Miller points out these trends are not unique to Brooklyn and Queens and are consistent with the picture that's taken shape elsewhere in the U.S., especially the suburbs where "you are getting demand that's simply overwhelming supply."
In Riverdale, it's a similar picture: The median sales price reached $366,825, up 10 percent on the previous quarter and 20 percent compared to the same quarter last year. The number of sales rose to their highest total in 16 years and months of supply fell sharply to 3.2, the fastest-paced market in two years.
Without an adjustment in rates, Miller says "low inventory, in the short term, will keep demand elevated." If rates start to edge up, slowing sales, that will give the inventory a chance to rise. However, he says there has to be a significant increase in supply for there to be a real change in the direction of the market.
Serhant's third quarter market reports for Brooklyn and Long Island City shows prices continuing to set new records. Garrett Derderian, the firm's director of market intelligence believes the only headwinds facing the market are the lack of supply of townhouses and signs that mortgage rates are on the rise. "There are simply not enough homes for sale to keep up with demand,” he says.
The third quarter report from Compass indicated that properties selling for $3 million or more in Brooklyn saw the most growth of any price bracket and doubled in market share compared to the previous quarter. “I think a lot of people who put their home search on hold last year have come back to the market this year. So there was an influx of buyers which then drove the market prices up,” says Ralph Modica, agent at Compass.

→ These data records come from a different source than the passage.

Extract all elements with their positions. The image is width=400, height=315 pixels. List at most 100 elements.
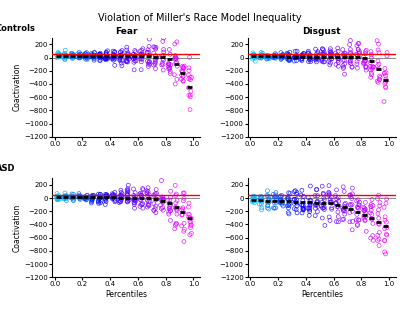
Point bbox=[374, 78, 380, 83]
Point bbox=[98, 54, 104, 60]
Point bbox=[137, 49, 143, 54]
Point bbox=[185, 72, 192, 77]
Point bbox=[132, 56, 138, 61]
Point bbox=[124, 54, 130, 60]
Point bbox=[341, 58, 348, 63]
Point bbox=[124, 199, 130, 204]
Point bbox=[346, 210, 353, 215]
Point bbox=[333, 219, 340, 224]
Point bbox=[166, 206, 172, 211]
Point bbox=[70, 195, 76, 200]
Point bbox=[125, 50, 131, 55]
Point bbox=[250, 54, 256, 59]
Point bbox=[54, 195, 60, 200]
Point bbox=[313, 56, 319, 61]
Point bbox=[333, 62, 339, 67]
Point bbox=[90, 196, 96, 201]
Point bbox=[153, 197, 160, 202]
Point bbox=[167, 208, 174, 213]
Point bbox=[374, 38, 380, 43]
Point bbox=[181, 221, 187, 226]
Point bbox=[70, 195, 76, 200]
Point bbox=[76, 194, 82, 199]
Point bbox=[362, 51, 369, 56]
Point bbox=[146, 49, 152, 54]
Point bbox=[271, 194, 278, 199]
Point bbox=[307, 57, 314, 62]
Point bbox=[97, 52, 103, 57]
Point bbox=[272, 194, 278, 199]
X-axis label: Percentiles: Percentiles bbox=[301, 290, 343, 299]
Point bbox=[55, 53, 61, 58]
Point bbox=[55, 194, 61, 199]
Point bbox=[116, 53, 123, 58]
Point bbox=[172, 60, 179, 66]
Point bbox=[180, 74, 186, 79]
Point bbox=[117, 56, 123, 61]
Point bbox=[374, 196, 381, 201]
Point bbox=[104, 195, 110, 200]
Point bbox=[335, 60, 342, 65]
Point bbox=[355, 56, 362, 61]
Point bbox=[258, 52, 265, 57]
Point bbox=[326, 215, 332, 220]
Point bbox=[167, 52, 173, 57]
Point bbox=[332, 50, 339, 55]
Point bbox=[356, 203, 362, 208]
Point bbox=[362, 64, 369, 69]
Point bbox=[187, 225, 194, 230]
Point bbox=[284, 51, 291, 56]
Point bbox=[258, 202, 264, 207]
Point bbox=[55, 193, 62, 198]
Point bbox=[153, 197, 160, 202]
Point bbox=[102, 198, 109, 203]
Point bbox=[266, 197, 272, 202]
Point bbox=[91, 55, 97, 60]
Point bbox=[138, 52, 145, 57]
Point bbox=[158, 195, 164, 200]
Point bbox=[76, 53, 82, 58]
Point bbox=[118, 193, 125, 198]
Point bbox=[362, 200, 368, 205]
Point bbox=[124, 191, 130, 196]
Point bbox=[308, 198, 314, 203]
Point bbox=[76, 195, 82, 200]
Point bbox=[266, 207, 272, 212]
Point bbox=[307, 56, 313, 61]
Point bbox=[154, 191, 160, 196]
Point bbox=[271, 55, 277, 60]
Point bbox=[354, 222, 361, 227]
Point bbox=[347, 59, 353, 64]
Point bbox=[70, 53, 77, 58]
Point bbox=[313, 55, 319, 60]
Point bbox=[83, 197, 90, 202]
Point bbox=[271, 53, 277, 58]
Point bbox=[278, 55, 285, 60]
Point bbox=[82, 54, 88, 60]
Point bbox=[376, 222, 382, 227]
Point bbox=[55, 50, 61, 55]
Point bbox=[291, 55, 298, 60]
Point bbox=[374, 63, 381, 68]
Point bbox=[84, 193, 90, 198]
Point bbox=[174, 39, 180, 44]
Point bbox=[340, 47, 346, 52]
Point bbox=[167, 198, 173, 203]
Point bbox=[294, 55, 300, 60]
Point bbox=[110, 56, 117, 61]
Point bbox=[294, 49, 300, 54]
Point bbox=[314, 199, 321, 204]
Point bbox=[145, 47, 151, 52]
Point bbox=[111, 54, 118, 59]
Point bbox=[314, 51, 320, 56]
Point bbox=[145, 64, 152, 69]
Point bbox=[158, 206, 164, 211]
Point bbox=[82, 54, 88, 60]
Point bbox=[300, 54, 306, 59]
Point bbox=[349, 219, 356, 224]
Point bbox=[328, 199, 334, 204]
Point bbox=[326, 193, 332, 198]
Point bbox=[67, 195, 74, 200]
Point bbox=[56, 196, 62, 201]
Point bbox=[54, 197, 61, 202]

In Corcoran's third quarter report for Brooklyn, the neighborhoods with the most activity included Brooklyn Heights, Cobble Hill, Dumbo and Downtown.
"While the quarterly comparisons to 2020 may exaggerate some year-over-year statistics, it’s clear that these impressive records prove Brooklyn's enduring strength and the depth of demand," says Michael Sorrentino, general sales manager for New York at Corcoran.
Third quarter market reports for Brooklyn and Queens from Brown Harris Stevens also charted the sales frenzy. In Brooklyn, co-ops saw bigger price increases than condos compared to the year-ago quarter. In Queens, sales at Long Island City’s Skyline Tower new development helped to push up both prices and number of sales in the neighborhood, the report says. The number of sales for one-to-three family homes in Astoria and in Forest Hills were both higher year-over-year, 80 percent and 27 percent, respectively.
"We should have expected a quick recovery in Brooklyn, but I don't know if many predicted it would be this strong and this fast," says Bess Freedman, CEO of Brown Harris Stevens.